Author: Brian

  • No novice in the business

    Captain Henry W. Addison of the “Bloody” 7th South Carolina Infantry remembered the fight at Sharpsburg many years later:

    I think there had been considerable fighting before we arrived, from a short distance on the right of the Road [Hagerstown Pike], as we passed over dead & wounded before we began firing … we thought the Union Army had or was retreating, but as we reached the end of the crest, under the declivity, we were confronted with Artillery and any numbers of lines of Infantry that belched forth such destruction that as I had never seen before, though no novice in the business.

    I believe we lost, in killed & wounded near 75 percent in twenty minutes … I am sorry I cannot be more explicit; but a grape-shot disabled me soon after our firing began …

    Special thanks to Jim Buchanan for posting Addison’s letters to Ezra Carman on his most excellent Walking the West Woods blog.

  • Sgt James F Robinson

    This stunning portrait, probably painted from (or over) a photograph, is of James Fraser Robinson, First Sergeant of Company H, 7th South Carolina Infantry, who was killed in action on Maryland Heights near Harpers Ferry on 13 September 1862. It was contributed to his Findagrave memorial by Richard Beach.

  • James Riley Blanton

    Private James R Blanton was only 14 when he enlisted in Company M of the Palmetto Sharpshooters in May 1862. He was seriously wounded at Sharpsburg in September, a month after his 15th birthday, and discharged for disability. His obituary, seen here, is from the Gaffney Ledger of 10 September 1901.

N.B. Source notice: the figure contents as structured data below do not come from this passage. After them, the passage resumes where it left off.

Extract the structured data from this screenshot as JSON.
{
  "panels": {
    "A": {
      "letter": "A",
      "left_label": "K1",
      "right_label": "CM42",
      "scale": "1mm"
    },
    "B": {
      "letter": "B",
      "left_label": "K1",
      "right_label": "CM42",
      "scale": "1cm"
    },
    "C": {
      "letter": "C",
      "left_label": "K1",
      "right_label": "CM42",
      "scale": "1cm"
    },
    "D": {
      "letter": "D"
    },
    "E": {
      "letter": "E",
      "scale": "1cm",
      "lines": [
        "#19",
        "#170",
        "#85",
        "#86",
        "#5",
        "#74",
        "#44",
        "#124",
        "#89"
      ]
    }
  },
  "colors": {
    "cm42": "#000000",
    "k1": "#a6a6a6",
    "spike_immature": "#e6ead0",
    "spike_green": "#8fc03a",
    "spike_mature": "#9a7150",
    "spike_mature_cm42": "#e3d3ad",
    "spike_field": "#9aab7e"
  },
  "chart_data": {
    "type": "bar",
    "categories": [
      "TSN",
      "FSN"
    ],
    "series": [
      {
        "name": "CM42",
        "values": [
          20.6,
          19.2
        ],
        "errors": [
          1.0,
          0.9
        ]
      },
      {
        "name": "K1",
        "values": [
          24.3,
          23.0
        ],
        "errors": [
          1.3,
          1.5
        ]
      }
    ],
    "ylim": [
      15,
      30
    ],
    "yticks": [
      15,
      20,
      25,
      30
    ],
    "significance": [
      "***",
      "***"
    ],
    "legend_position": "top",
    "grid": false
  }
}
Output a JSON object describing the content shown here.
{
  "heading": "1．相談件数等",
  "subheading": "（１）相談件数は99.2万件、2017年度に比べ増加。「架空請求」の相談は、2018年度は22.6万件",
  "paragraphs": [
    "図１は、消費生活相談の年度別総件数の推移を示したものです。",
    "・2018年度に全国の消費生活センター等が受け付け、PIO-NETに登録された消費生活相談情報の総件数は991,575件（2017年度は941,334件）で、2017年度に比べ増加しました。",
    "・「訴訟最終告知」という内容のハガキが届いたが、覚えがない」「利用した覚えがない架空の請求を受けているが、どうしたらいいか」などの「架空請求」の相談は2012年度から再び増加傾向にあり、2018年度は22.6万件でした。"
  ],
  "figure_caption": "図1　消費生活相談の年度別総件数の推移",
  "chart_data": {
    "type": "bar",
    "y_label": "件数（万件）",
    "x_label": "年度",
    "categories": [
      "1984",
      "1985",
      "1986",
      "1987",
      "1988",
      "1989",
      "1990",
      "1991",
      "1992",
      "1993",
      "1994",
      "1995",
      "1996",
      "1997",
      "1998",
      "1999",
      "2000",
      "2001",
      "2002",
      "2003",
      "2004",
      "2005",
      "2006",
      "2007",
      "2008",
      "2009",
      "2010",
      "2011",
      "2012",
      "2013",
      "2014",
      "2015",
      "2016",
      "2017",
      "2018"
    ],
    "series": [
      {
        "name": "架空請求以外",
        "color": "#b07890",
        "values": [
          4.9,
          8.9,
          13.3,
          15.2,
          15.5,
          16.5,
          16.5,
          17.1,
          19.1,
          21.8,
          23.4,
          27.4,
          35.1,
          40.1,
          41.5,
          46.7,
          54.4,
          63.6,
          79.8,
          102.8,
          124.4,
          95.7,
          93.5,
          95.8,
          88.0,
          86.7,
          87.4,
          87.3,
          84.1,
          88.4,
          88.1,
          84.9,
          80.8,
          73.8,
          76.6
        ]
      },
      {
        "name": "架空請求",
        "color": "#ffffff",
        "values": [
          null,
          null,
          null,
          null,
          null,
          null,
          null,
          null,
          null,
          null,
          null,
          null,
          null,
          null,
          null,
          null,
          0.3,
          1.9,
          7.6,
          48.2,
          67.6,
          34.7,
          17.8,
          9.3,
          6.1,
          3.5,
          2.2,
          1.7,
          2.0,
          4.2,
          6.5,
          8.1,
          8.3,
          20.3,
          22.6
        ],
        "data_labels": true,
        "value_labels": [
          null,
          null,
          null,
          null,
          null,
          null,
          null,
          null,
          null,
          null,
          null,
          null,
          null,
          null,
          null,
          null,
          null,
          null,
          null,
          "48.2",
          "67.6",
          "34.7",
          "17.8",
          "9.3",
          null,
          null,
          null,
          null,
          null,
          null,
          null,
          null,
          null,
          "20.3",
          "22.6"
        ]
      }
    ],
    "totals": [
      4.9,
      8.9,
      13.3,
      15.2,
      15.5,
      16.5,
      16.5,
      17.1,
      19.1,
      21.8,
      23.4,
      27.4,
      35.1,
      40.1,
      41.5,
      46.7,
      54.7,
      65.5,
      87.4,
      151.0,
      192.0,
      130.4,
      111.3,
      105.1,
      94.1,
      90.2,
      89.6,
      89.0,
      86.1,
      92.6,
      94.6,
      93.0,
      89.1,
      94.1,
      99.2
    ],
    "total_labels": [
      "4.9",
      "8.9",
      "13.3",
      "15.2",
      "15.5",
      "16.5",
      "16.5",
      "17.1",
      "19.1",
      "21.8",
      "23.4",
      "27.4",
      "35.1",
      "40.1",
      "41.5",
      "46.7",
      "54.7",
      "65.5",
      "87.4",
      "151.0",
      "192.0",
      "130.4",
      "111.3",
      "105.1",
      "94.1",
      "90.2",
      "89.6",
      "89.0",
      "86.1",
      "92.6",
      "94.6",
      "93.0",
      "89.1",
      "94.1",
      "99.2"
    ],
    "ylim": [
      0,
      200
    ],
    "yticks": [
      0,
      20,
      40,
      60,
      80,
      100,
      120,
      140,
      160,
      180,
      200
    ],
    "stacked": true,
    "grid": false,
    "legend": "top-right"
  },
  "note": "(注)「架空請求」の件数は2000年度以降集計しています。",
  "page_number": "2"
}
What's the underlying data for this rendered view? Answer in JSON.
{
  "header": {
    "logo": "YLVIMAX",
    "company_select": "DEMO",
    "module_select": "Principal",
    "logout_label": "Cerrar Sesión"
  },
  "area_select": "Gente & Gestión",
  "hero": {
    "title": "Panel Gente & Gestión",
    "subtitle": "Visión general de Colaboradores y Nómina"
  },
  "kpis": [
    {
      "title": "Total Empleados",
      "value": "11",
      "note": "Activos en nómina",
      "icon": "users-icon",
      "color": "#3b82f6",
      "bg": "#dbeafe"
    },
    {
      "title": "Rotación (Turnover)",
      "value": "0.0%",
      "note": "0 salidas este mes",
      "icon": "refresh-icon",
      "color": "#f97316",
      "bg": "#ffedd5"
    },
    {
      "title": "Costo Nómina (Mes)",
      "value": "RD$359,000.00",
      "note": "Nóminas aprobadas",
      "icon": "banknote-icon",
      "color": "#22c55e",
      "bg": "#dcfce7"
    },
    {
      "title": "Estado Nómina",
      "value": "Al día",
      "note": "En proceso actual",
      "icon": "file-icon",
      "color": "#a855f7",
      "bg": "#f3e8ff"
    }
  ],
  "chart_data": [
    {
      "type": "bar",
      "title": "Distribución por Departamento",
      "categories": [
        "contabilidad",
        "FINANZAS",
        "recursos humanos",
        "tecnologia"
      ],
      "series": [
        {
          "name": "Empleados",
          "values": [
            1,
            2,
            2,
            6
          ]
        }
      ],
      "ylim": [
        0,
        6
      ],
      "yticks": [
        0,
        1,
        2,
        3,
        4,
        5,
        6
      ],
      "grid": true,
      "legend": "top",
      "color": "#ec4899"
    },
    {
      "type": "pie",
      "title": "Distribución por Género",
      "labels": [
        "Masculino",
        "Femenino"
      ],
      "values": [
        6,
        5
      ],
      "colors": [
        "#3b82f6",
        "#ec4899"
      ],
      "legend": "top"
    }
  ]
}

  • Death of Hugh Jones Gaston

    This obituary is from the Raleigh Semi-Weekly Standard of 28 November 1862. Hugh J Gaston was appointed Adjutant of the 48th North Carolina Infantry in July 1862 and was mortally wounded and captured at Sharpsburg in September.

  • Case 244. – Private J.G. Martin

    James G Martin, a Private in Company K of the 19th Virginia Infantry was wounded by a gunshot though his belly at Turner’s Gap on South Mountain in September 1862, which began at least two years of medical misery for him. His treatment is described in excruciating detail in his case in the Medical and Surgical History of the War of the Rebellion (1870), excerpted here. All six volumes are online thanks to the US National Library of Medicine at NIH.